Size Matters: To Make Small Chips, You Need to be Big

By Stacey Higginbotham | Monday, January 7, 2008 | 3:30 PM PT | 3 comments |

The semiconductor industry is all about scale, with the bigger guys able to keep ahead of the pack. That’s why, a few years ago, it was so notable when Advanced Micro Devices leapfrogged chip-making giant Intel after AMD launched its Opteron chips, which were backwards compatible — able to process both 64-bit and 32-bit information.

But the world has, as they say, moved on, and Intel (INTC) has regained its dominance of the industry, generating $35.4 billion in revenue for 2006, and maintaining a one-year lead time in manufacturing future generations of chips. Its financial muscle gives Intel the strength to face the expensive R&D challenges inherent in the chip industry alone, while its smaller competitors must band together.


Last September, Intel laid out its plans to build chips on the 32-nanometer node, and today at CES the company launched its first-ever laptop containing a chip based on the next-generation 45-nanometer manufacturing process.

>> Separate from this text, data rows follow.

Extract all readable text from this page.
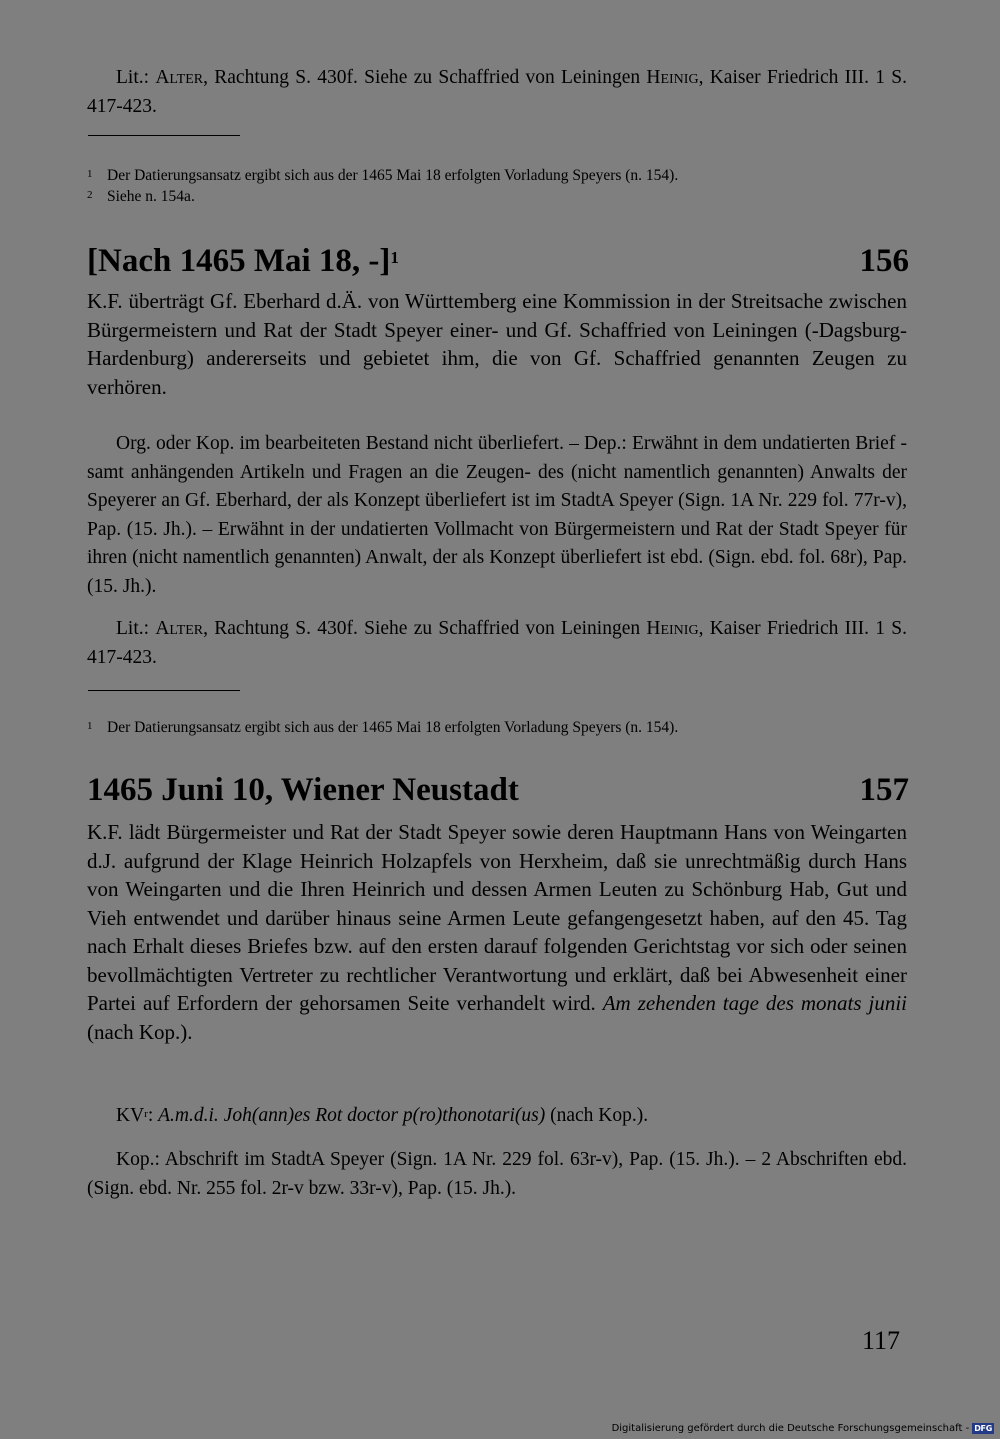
Lit.: Alter, Rachtung S. 430f. Siehe zu Schaffried von Leiningen Heinig, Kaiser Friedrich III. 1 S. 417-423.
1 Der Datierungsansatz ergibt sich aus der 1465 Mai 18 erfolgten Vorladung Speyers (n. 154).
2 Siehe n. 154a.
[Nach 1465 Mai 18, -]$^1$	156
K.F. überträgt Gf. Eberhard d.Ä. von Württemberg eine Kommission in der Streitsache zwischen Bürgermeistern und Rat der Stadt Speyer einer- und Gf. Schaffried von Leiningen (-Dagsburg-Hardenburg) andererseits und gebietet ihm, die von Gf. Schaffried genannten Zeugen zu verhören.
Org. oder Kop. im bearbeiteten Bestand nicht überliefert. – Dep.: Erwähnt in dem undatierten Brief -samt anhängenden Artikeln und Fragen an die Zeugen- des (nicht namentlich genannten) Anwalts der Speyerer an Gf. Eberhard, der als Konzept überliefert ist im StadtA Speyer (Sign. 1A Nr. 229 fol. 77r-v), Pap. (15. Jh.). – Erwähnt in der undatierten Vollmacht von Bürgermeistern und Rat der Stadt Speyer für ihren (nicht namentlich genannten) Anwalt, der als Konzept überliefert ist ebd. (Sign. ebd. fol. 68r), Pap. (15. Jh.).
Lit.: Alter, Rachtung S. 430f. Siehe zu Schaffried von Leiningen Heinig, Kaiser Friedrich III. 1 S. 417-423.
1 Der Datierungsansatz ergibt sich aus der 1465 Mai 18 erfolgten Vorladung Speyers (n. 154).
1465 Juni 10, Wiener Neustadt	157
K.F. lädt Bürgermeister und Rat der Stadt Speyer sowie deren Hauptmann Hans von Weingarten d.J. aufgrund der Klage Heinrich Holzapfels von Herxheim, daß sie unrechtmäßig durch Hans von Weingarten und die Ihren Heinrich und dessen Armen Leuten zu Schönburg Hab, Gut und Vieh entwendet und darüber hinaus seine Armen Leute gefangengesetzt haben, auf den 45. Tag nach Erhalt dieses Briefes bzw. auf den ersten darauf folgenden Gerichtstag vor sich oder seinen bevollmächtigten Vertreter zu rechtlicher Verantwortung und erklärt, daß bei Abwesenheit einer Partei auf Erfordern der gehorsamen Seite verhandelt wird. Am zehenden tage des monats junii (nach Kop.).
$KV^r$: A.m.d.i. Joh(ann)es Rot doctor p(ro)thonotari(us) (nach Kop.).
Kop.: Abschrift im StadtA Speyer (Sign. 1A Nr. 229 fol. 63r-v), Pap. (15. Jh.). – 2 Abschriften ebd. (Sign. ebd. Nr. 255 fol. 2r-v bzw. 33r-v), Pap. (15. Jh.).
117
Digitalisierung gefördert durch die Deutsche Forschungsgemeinschaft - DFG
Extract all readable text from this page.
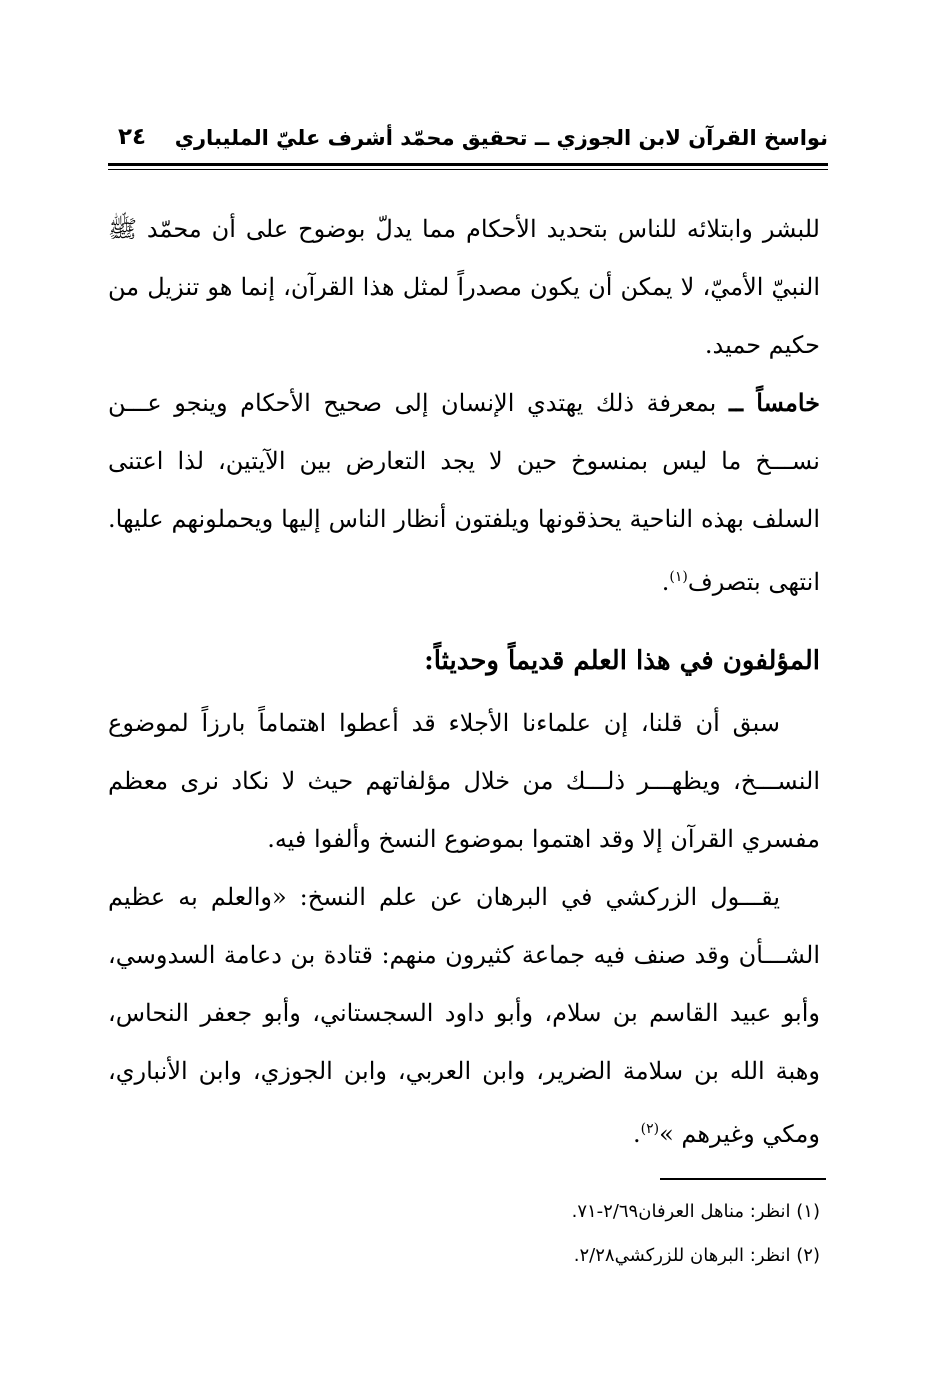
نواسخ القرآن لابن الجوزي ــ تحقيق محمّد أشرف عليّ المليباري
٢٤

للبشر وابتلائه للناس بتحديد الأحكام مما يدلّ بوضوح على أن محمّد ﷺ النبيّ الأميّ، لا يمكن أن يكون مصدراً لمثل هذا القرآن، إنما هو تنزيل من حكيم حميد.

خامساً ــ بمعرفة ذلك يهتدي الإنسان إلى صحيح الأحكام وينجو عـــن نســـخ ما ليس بمنسوخ حين لا يجد التعارض بين الآيتين، لذا اعتنى السلف بهذه الناحية يحذقونها ويلفتون أنظار الناس إليها ويحملونهم عليها. انتهى بتصرف$^{(١)}$.

المؤلفون في هذا العلم قديماً وحديثاً:

سبق أن قلنا، إن علماءنا الأجلاء قد أعطوا اهتماماً بارزاً لموضوع النســـخ، ويظهـــر ذلـــك من خلال مؤلفاتهم حيث لا نكاد نرى معظم مفسري القرآن إلا وقد اهتموا بموضوع النسخ وألفوا فيه.

يقـــول الزركشي في البرهان عن علم النسخ: «والعلم به عظيم الشـــأن وقد صنف فيه جماعة كثيرون منهم: قتادة بن دعامة السدوسي، وأبو عبيد القاسم بن سلام، وأبو داود السجستاني، وأبو جعفر النحاس، وهبة الله بن سلامة الضرير، وابن العربي، وابن الجوزي، وابن الأنباري، ومكي وغيرهم »$^{(٢)}$.

(١) انظر: مناهل العرفان٢/٦٩-٧١.

(٢) انظر: البرهان للزركشي٢/٢٨.
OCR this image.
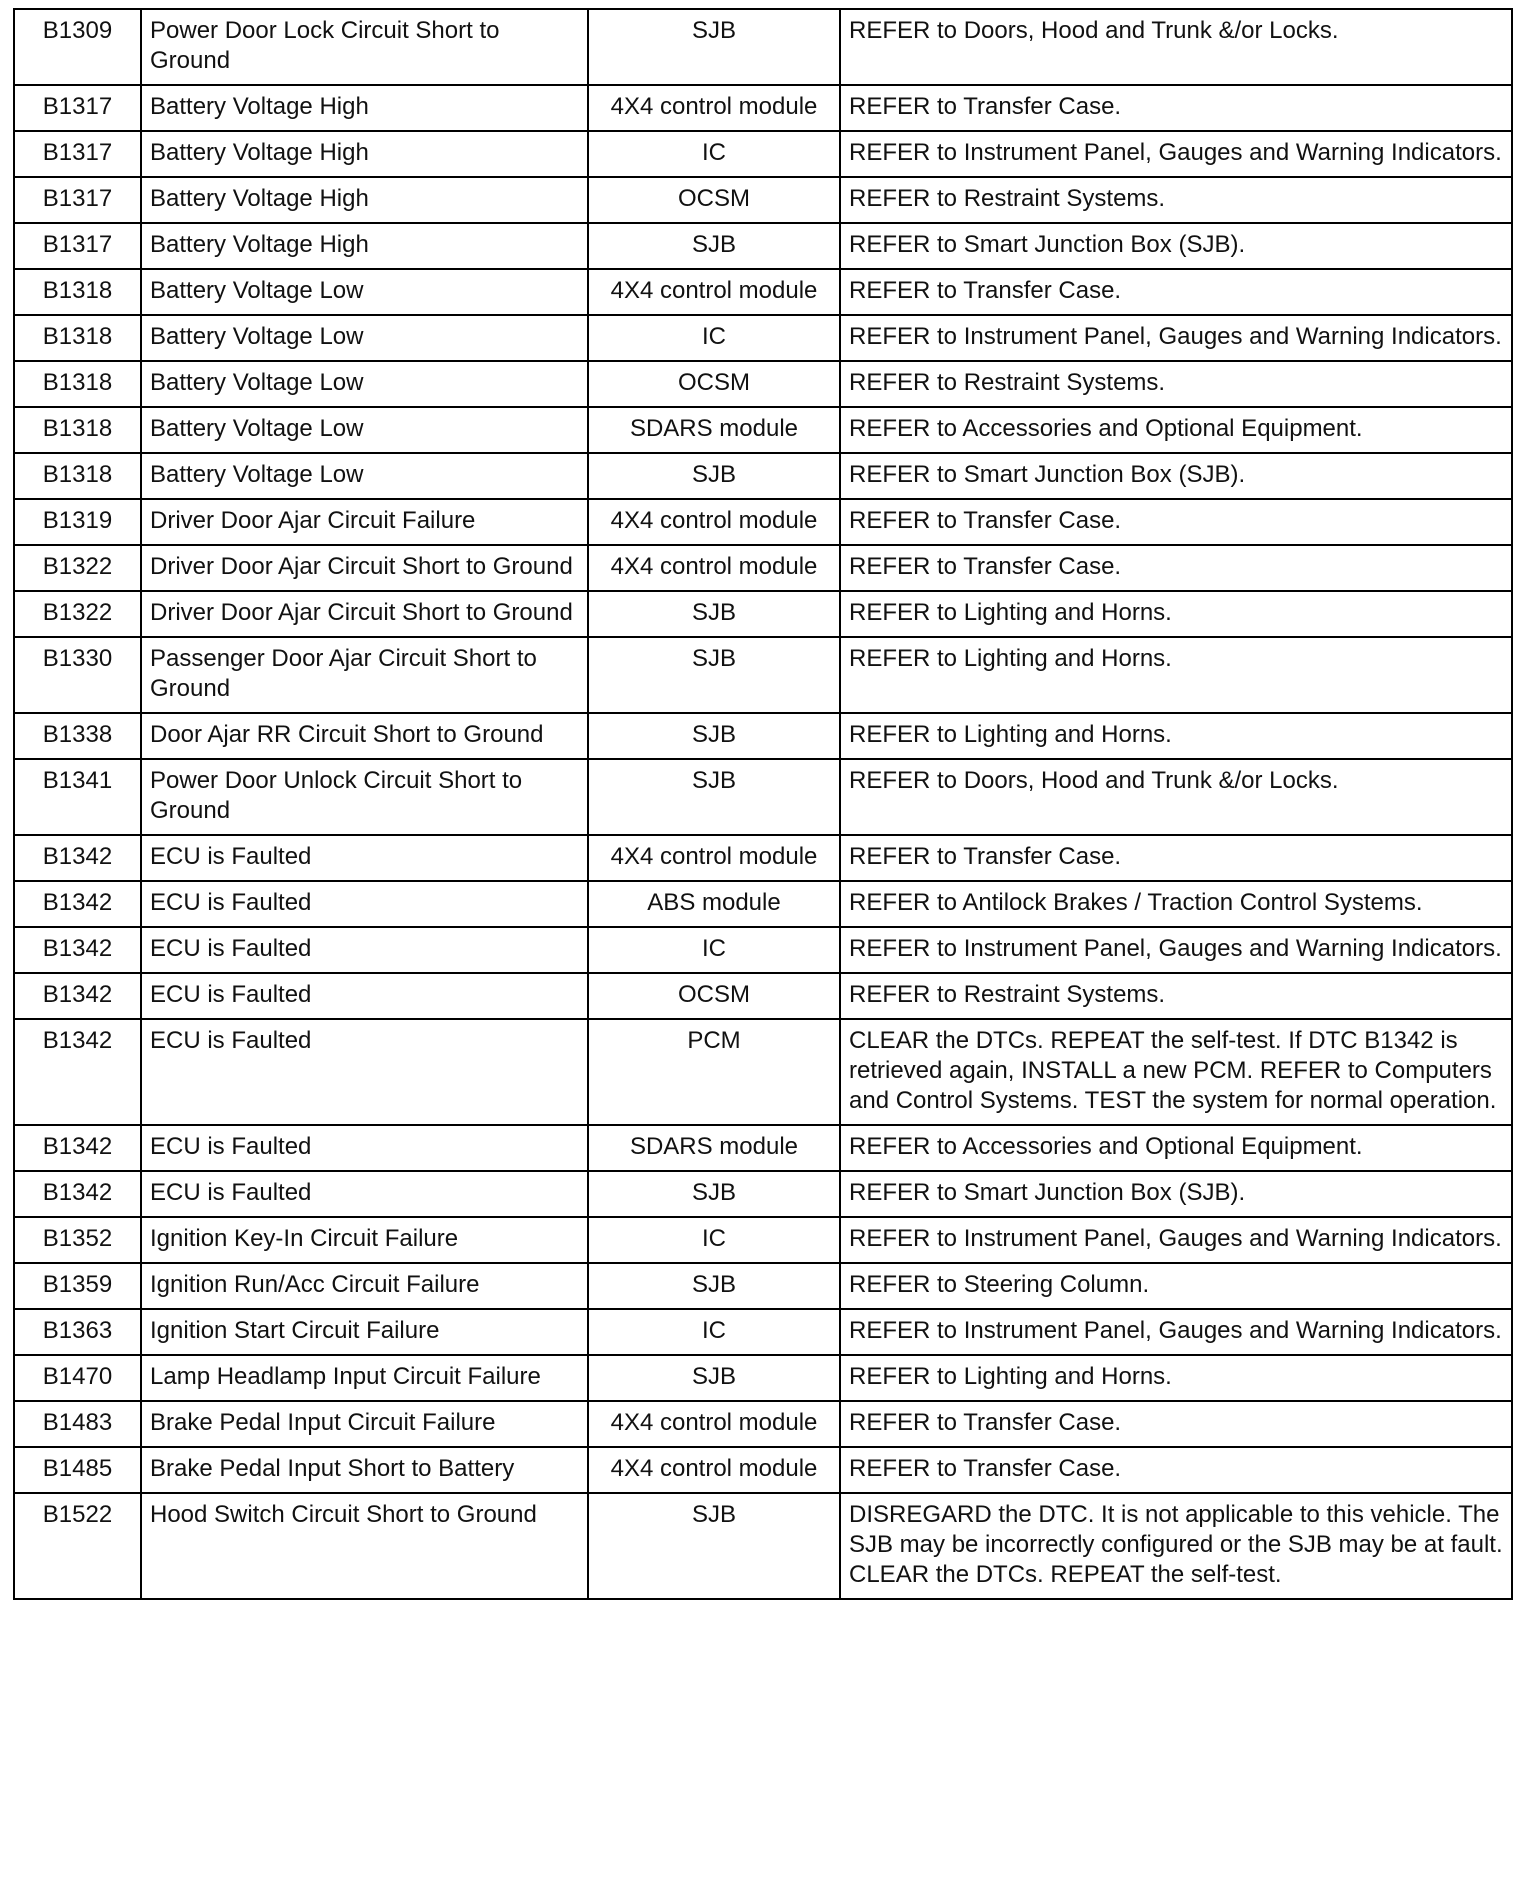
B1309	Power Door Lock Circuit Short to Ground	SJB	REFER to Doors, Hood and Trunk &/or Locks.
B1317	Battery Voltage High	4X4 control module	REFER to Transfer Case.
B1317	Battery Voltage High	IC	REFER to Instrument Panel, Gauges and Warning Indicators.
B1317	Battery Voltage High	OCSM	REFER to Restraint Systems.
B1317	Battery Voltage High	SJB	REFER to Smart Junction Box (SJB).
B1318	Battery Voltage Low	4X4 control module	REFER to Transfer Case.
B1318	Battery Voltage Low	IC	REFER to Instrument Panel, Gauges and Warning Indicators.
B1318	Battery Voltage Low	OCSM	REFER to Restraint Systems.
B1318	Battery Voltage Low	SDARS module	REFER to Accessories and Optional Equipment.
B1318	Battery Voltage Low	SJB	REFER to Smart Junction Box (SJB).
B1319	Driver Door Ajar Circuit Failure	4X4 control module	REFER to Transfer Case.
B1322	Driver Door Ajar Circuit Short to Ground	4X4 control module	REFER to Transfer Case.
B1322	Driver Door Ajar Circuit Short to Ground	SJB	REFER to Lighting and Horns.
B1330	Passenger Door Ajar Circuit Short to Ground	SJB	REFER to Lighting and Horns.
B1338	Door Ajar RR Circuit Short to Ground	SJB	REFER to Lighting and Horns.
B1341	Power Door Unlock Circuit Short to Ground	SJB	REFER to Doors, Hood and Trunk &/or Locks.
B1342	ECU is Faulted	4X4 control module	REFER to Transfer Case.
B1342	ECU is Faulted	ABS module	REFER to Antilock Brakes / Traction Control Systems.
B1342	ECU is Faulted	IC	REFER to Instrument Panel, Gauges and Warning Indicators.
B1342	ECU is Faulted	OCSM	REFER to Restraint Systems.
B1342	ECU is Faulted	PCM	CLEAR the DTCs. REPEAT the self-test. If DTC B1342 is retrieved again, INSTALL a new PCM. REFER to Computers and Control Systems. TEST the system for normal operation.
B1342	ECU is Faulted	SDARS module	REFER to Accessories and Optional Equipment.
B1342	ECU is Faulted	SJB	REFER to Smart Junction Box (SJB).
B1352	Ignition Key-In Circuit Failure	IC	REFER to Instrument Panel, Gauges and Warning Indicators.
B1359	Ignition Run/Acc Circuit Failure	SJB	REFER to Steering Column.
B1363	Ignition Start Circuit Failure	IC	REFER to Instrument Panel, Gauges and Warning Indicators.
B1470	Lamp Headlamp Input Circuit Failure	SJB	REFER to Lighting and Horns.
B1483	Brake Pedal Input Circuit Failure	4X4 control module	REFER to Transfer Case.
B1485	Brake Pedal Input Short to Battery	4X4 control module	REFER to Transfer Case.
B1522	Hood Switch Circuit Short to Ground	SJB	DISREGARD the DTC. It is not applicable to this vehicle. The SJB may be incorrectly configured or the SJB may be at fault. CLEAR the DTCs. REPEAT the self-test.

The different nodes measure the size of the chips, with the 32-nanometer node containing 4 million transistors in a dot the size of a period. The benefits of such shrinkage are faster chips that consume less energy.

But much like shoving too many people into an elevator, cramming that many transistors into a small space leads to problems. From a manufacturing standpoint, it’s difficult. And there is also a problem with power leakage. There are a variety of ways to solve this. Intel is going it alone, but its competitors — including IBM, AMD, Chartered Semiconductor, Freescale Semiconductor, Infineon and Samsung — have taken a different approach: They are working together.

Gary Silcott, a spokesman for AMD, says it doesn’t make sense for each participant in the effort to throw millions — or billions — of dollars at the basic research associated with 32-nanometer manufacturing. That may be true, but it could also lead to problems for the consortium, which in December said it expects to have a solution to some of the problems of working at the 32-nanometer node by the second half of 2009. Silcott says AMD should have chips at that node in products in 2010.

Intel plans to have its 32-nanometer chips in products a year earlier, in 2009. Provided the chips work, that lead time could be enough for Intel to protect its margins on processors that will fund the next generation of Intel’s R&D. Once AMD catches up with its own 32-nanometer chips, Intel can react to the competition with lower pricing, leaving AMD perpetually behind. Other members of the group who don’t compete as directly against Intel should fare better.

Of course Intel’s efforts may hit snags while the collaborative effort powers ahead, but as chips get smaller, size really does matter.